Si aceptamos que el simple aleteo de una mariposa puede cambiar el mundo, se entiende perfectamente que las trolas vertidas en un folleto puedan amargarle la vida a 350.000 personas. Así, de un soplido.
Resulta reconfortante que sólo un día después de la macrorredada contra el PP en Valencia, el Supremo haya dado la razón a quienes compraron acciones de Bankia atraídos por una publicidad engañosa. Esa contigüidad permite asociar episodios que, quizás de otra forma, podrían parecer disímiles.
Aquí, la realidad, es que vivimos en el paraíso del tocomocho, donde se cruzan en el mismo vagón rateros, ejecutivos de cuello blanco y políticos. Es una calamidad para el sistema. Porque uno puede prevenirse de los carteristas en el metro, pero que quien te time sea el Estado, o quien en él se cobija, provoca frustración. Y rabia. E impotencia.
La corrupción llama a la corrupción. El latrocinio alimenta el latrocinio. Al ladrón de gallinas -es un decir- saber de las peripecias de Rato o de Rus le quita un peso de encima. Le alivia la conciencia. Si el poderoso roba, con mucha más justificación podrán hacerlo todos los que tiene por debajo. Y para el muerto de hambre, patente de corso.

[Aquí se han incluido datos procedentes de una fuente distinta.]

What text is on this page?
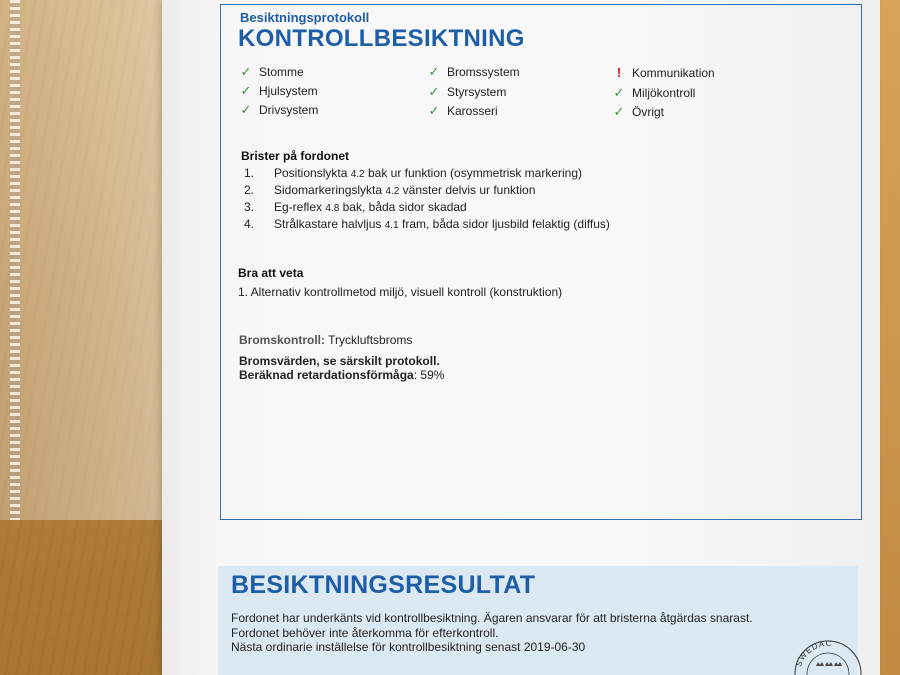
Besiktningsprotokoll
KONTROLLBESIKTNING
✓ Stomme	✓ Bromssystem	! Kommunikation
✓ Hjulsystem	✓ Styrsystem	✓ Miljökontroll
✓ Drivsystem	✓ Karosseri	✓ Övrigt
Brister på fordonet
1.	Positionslykta 4.2 bak ur funktion (osymmetrisk markering)
2.	Sidomarkeringslykta 4.2 vänster delvis ur funktion
3.	Eg-reflex 4.8 bak, båda sidor skadad
4.	Strålkastare halvljus 4.1 fram, båda sidor ljusbild felaktig (diffus)
Bra att veta
1. Alternativ kontrollmetod miljö, visuell kontroll (konstruktion)
Bromskontroll: Tryckluftsbroms
Bromsvärden, se särskilt protokoll.
Beräknad retardationsförmåga: 59%
BESIKTNINGSRESULTAT
Fordonet har underkänts vid kontrollbesiktning. Ägaren ansvarar för att bristerna åtgärdas snarast.
Fordonet behöver inte återkomma för efterkontroll.
Nästa ordinarie inställelse för kontrollbesiktning senast 2019-06-30
SWEDAC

Antes de las acciones de Bankia tuvimos el engaño de las renovables, engrasado éste con un llamamiento en el BOE a invertir en placas solares. Y antes de las renovables, el timo de las acciones preferentes, repartidas por las cajas a troche y moche. Y antes... Saltito a saltito, de los sellos de Fórum Filatélico pasaríamos a Nueva Rumasa, y de ahí a Gescartera y así podríamos remontarnos hasta el aceite de colza desnaturalizado. Miles y miles de personas burladas.
No se me olvida aquel policía local de Valencia que, con toda su buena fe, invirtió los ahorros de la familia en esas preferentes tramposas, pero bendecidas por las autoridades. Se quitó la vida en la Nochebuena de 2013.
Ahora, un lustro después, la Justicia nos dice que la publicidad de la salida a Bolsa de Bankia incluía "graves inexactitudes". Ay, si sólo fuera el folletito.